I suggest that we read the description of superficiality provided by the Holy Father as a guide to an examination of conscience. An awareness of how I am slowly losing touch with my interiority and my truest self is the first step in re-awakening our heart.
I also like Pope Francis’ enumeration of saints or what I call the “parade” or “procession” of saints who give us their testimony of their unfathomable love of the Heart of Jesus and how it has transformed their lives and mission. I suggest we look at the “parade” and join the “parade.” We can revitalize awareness of the heart not by concepts or abstraction but by listening to the hearts that have found true life in the loving Heart of Jesus.
Q: The heart calls to mind the individual person and relationships. At the recently concluded Synod on Synodality, in which you participated, there was much discussion—also in the final document—about the conversion of relationships. Can this encyclical serve as a compass to guide the journey of a synodal Church, as Pope Francis encourages?
Dilexit nos has much to teach the Church who wants to be synodal and missionary. During the recently concluded session of the Synod of Bishops, it was repeatedly said that synodality is ultimately about relationships: with God, with all the baptized who make up the Church, with the whole of humanity and of creation.
The renewal of the Church in missionary synodality can be achieved only if we relate with trust, obedience and humility to the Triune God who is love. Missionary synodality requires a heart-to-heart relationship between pastors and the faithful, between local churches, etc. where everyone’s heart is purified of prejudice toward others and of self-promotional pride and is therefore capable of listening with empathy.
Without human relationships purified by divine grace, missionary synodality might be reduced to merely bureaucratic and legalistic proposals without a heart that burns with the Holy Spirit, the flame of Divine love.
Q: The Jubilee is approaching—a year of grace, reconciliation, and liberation—a Holy Year that the Pope has centered on the theme of hope. How does the encyclical on the heart of Jesus relate to this upcoming Jubilee?
I see the connection between Dilexit nos and the upcoming Jubilee is centered on the pilgrimage in hope, in the missionary dimension of the devotion to the Sacred Heart of Jesus.

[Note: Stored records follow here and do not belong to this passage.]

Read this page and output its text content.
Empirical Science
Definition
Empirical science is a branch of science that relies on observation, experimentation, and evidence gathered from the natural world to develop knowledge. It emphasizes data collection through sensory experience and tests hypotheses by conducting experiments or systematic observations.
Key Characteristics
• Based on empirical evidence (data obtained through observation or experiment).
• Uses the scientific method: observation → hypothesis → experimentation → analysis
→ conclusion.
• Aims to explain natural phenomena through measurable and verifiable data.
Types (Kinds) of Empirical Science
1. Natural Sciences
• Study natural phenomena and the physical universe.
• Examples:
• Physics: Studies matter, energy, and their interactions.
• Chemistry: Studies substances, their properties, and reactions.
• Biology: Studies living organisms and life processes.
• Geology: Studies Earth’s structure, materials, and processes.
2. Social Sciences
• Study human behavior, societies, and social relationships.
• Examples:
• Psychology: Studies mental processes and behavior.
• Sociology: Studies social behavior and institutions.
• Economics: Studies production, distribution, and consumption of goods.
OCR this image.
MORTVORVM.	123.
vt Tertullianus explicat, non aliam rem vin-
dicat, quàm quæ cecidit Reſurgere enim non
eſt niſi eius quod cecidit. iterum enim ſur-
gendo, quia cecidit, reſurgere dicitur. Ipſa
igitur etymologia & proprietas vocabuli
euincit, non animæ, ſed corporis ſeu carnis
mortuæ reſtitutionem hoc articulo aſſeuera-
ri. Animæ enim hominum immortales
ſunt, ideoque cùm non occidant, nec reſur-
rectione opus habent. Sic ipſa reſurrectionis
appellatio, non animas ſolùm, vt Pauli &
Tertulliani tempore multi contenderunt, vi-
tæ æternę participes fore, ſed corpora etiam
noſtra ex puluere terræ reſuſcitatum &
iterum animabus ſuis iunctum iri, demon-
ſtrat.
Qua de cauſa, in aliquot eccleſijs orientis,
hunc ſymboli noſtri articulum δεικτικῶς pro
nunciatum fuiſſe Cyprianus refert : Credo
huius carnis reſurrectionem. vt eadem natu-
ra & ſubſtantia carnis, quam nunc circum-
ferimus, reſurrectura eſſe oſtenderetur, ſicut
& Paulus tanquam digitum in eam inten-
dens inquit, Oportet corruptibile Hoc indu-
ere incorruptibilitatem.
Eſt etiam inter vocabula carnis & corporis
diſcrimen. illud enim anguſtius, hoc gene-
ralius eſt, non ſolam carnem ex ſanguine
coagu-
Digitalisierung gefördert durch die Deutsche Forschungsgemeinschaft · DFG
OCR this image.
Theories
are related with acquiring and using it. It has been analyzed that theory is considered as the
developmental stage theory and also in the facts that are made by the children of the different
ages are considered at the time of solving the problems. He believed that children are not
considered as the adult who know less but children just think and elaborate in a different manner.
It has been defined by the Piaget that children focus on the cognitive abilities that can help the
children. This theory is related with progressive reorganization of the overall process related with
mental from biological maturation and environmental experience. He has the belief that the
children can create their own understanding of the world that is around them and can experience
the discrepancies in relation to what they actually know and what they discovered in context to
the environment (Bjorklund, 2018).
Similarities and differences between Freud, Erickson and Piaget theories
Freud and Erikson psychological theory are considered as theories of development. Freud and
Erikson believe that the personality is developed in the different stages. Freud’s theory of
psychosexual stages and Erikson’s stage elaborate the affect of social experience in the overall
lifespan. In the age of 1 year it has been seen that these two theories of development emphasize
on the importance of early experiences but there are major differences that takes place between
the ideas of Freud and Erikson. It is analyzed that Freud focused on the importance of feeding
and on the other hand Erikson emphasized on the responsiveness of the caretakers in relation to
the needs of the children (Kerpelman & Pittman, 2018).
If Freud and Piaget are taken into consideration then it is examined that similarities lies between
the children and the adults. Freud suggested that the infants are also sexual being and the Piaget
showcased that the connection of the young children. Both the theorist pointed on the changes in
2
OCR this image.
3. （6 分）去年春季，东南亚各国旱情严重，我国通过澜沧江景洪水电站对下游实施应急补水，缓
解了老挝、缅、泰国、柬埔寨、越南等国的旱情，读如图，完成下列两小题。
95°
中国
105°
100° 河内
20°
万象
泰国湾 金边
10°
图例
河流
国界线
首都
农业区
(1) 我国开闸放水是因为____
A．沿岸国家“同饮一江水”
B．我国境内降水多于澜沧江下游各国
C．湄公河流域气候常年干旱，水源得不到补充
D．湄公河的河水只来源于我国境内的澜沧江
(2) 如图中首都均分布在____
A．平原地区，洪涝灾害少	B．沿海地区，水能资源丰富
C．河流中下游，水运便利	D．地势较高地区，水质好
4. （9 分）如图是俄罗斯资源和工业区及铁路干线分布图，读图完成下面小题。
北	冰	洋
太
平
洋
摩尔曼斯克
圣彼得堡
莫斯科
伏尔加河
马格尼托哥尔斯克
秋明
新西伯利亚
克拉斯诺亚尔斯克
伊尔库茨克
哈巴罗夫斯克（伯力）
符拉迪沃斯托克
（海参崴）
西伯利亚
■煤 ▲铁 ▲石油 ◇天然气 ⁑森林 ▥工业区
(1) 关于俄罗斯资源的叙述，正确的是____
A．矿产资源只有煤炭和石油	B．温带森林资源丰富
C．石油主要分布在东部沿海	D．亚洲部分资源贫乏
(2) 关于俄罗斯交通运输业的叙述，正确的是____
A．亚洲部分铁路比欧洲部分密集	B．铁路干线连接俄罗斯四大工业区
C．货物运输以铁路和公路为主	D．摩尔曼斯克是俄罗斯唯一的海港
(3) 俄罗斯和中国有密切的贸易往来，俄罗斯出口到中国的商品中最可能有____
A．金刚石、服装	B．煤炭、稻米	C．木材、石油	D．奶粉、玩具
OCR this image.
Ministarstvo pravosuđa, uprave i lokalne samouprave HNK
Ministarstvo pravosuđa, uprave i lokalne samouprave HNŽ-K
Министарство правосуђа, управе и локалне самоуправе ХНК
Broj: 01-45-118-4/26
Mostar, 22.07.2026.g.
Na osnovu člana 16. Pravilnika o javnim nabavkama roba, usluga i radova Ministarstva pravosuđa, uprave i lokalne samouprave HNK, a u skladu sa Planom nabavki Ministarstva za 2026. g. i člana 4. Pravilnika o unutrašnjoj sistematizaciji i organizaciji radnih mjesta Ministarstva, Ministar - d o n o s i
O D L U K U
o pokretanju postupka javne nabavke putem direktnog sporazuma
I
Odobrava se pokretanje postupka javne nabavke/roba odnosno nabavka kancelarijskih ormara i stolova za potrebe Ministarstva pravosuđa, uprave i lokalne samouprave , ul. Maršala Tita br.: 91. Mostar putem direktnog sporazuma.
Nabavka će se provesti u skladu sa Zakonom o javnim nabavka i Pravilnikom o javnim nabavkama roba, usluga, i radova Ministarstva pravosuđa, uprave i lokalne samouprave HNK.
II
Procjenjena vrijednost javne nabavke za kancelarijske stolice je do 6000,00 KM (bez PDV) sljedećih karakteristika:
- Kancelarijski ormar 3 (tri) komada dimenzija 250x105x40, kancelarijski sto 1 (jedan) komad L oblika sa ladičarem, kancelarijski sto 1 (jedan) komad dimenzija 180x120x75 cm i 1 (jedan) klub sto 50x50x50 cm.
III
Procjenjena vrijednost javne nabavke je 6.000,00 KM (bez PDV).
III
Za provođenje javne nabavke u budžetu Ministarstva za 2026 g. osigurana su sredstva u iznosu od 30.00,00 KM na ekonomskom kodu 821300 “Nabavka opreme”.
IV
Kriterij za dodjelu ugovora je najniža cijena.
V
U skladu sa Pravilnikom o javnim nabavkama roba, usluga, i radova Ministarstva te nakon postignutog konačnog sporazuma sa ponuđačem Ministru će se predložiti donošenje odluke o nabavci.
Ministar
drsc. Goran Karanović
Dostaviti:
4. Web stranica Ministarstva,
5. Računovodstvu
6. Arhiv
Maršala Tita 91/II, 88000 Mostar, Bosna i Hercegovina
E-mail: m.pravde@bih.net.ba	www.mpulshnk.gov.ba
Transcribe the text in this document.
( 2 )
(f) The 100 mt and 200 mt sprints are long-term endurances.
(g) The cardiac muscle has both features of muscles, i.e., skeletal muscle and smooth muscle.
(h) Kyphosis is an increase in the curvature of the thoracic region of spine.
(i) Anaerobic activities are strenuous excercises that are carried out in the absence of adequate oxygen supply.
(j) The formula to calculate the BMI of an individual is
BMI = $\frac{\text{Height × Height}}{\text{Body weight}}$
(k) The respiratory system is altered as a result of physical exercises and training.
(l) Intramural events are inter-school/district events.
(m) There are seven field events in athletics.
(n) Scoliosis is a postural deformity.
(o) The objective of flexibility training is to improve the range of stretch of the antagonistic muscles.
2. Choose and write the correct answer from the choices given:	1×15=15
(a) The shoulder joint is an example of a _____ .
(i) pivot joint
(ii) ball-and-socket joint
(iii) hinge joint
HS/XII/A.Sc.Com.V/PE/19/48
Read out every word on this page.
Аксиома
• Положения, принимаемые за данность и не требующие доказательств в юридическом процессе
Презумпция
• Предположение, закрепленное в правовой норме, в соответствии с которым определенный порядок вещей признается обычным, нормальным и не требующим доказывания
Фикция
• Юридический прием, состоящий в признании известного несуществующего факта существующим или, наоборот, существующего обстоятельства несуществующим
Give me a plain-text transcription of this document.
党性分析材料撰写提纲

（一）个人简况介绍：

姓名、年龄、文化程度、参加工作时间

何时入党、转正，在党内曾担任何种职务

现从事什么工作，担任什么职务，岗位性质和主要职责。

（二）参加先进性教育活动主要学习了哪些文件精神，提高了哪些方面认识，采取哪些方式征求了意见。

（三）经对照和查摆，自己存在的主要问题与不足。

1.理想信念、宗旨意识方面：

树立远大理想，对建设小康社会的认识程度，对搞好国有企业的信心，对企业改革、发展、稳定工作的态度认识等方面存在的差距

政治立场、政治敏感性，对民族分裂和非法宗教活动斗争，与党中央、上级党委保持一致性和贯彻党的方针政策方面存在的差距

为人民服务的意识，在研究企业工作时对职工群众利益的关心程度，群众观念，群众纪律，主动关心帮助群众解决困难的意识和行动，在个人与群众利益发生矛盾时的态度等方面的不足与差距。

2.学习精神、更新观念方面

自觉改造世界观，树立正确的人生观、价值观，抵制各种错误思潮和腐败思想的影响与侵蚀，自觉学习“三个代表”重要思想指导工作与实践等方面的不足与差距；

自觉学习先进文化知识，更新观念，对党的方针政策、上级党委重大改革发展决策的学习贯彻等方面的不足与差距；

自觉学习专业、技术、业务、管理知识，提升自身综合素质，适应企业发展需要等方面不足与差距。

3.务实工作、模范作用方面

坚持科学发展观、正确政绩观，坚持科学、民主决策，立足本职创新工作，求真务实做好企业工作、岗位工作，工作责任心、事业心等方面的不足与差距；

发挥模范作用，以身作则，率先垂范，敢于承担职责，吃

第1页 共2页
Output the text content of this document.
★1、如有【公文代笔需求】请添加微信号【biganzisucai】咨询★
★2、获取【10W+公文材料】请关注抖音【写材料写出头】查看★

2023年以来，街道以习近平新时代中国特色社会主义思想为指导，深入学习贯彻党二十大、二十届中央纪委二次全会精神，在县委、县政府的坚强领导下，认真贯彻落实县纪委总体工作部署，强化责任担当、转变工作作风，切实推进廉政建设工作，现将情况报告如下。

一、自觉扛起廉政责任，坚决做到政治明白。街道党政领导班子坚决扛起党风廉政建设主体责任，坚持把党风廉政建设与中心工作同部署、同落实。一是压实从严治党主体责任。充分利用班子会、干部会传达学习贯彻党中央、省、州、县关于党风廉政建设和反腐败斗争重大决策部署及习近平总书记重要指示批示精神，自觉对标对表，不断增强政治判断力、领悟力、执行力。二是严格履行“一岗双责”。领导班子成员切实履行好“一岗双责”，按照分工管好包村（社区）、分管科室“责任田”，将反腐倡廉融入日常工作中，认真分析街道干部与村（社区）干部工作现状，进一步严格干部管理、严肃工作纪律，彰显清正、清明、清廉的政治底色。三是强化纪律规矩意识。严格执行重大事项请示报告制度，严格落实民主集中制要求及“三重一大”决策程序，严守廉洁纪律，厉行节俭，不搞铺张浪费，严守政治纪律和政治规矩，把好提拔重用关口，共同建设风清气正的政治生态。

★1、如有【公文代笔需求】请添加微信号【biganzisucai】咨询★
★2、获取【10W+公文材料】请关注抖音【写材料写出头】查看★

To begin with, the Heart of Jesus is a missionary heart that brings overflowing divine love through a human heart to all people, to all human situations, and to creation.
The merciful love of the Heart of Jesus offers hope to a broken world, especially to those who see no possibility of redemption in their lives. Pope Francis invites us to receive the love of Jesus in our hearts and to let it flow and not to block the love of Jesus from flowing to other people and to society.
Dilexit nos is a valuable spiritual and missionary resource for this Jubilee to prepare each one of us to be a pilgrim who shares the love of Jesus to others, the love that liberates all hearts from fear, pride, selfishness, indifference, vengeance and despair. He loves us, so we have hope.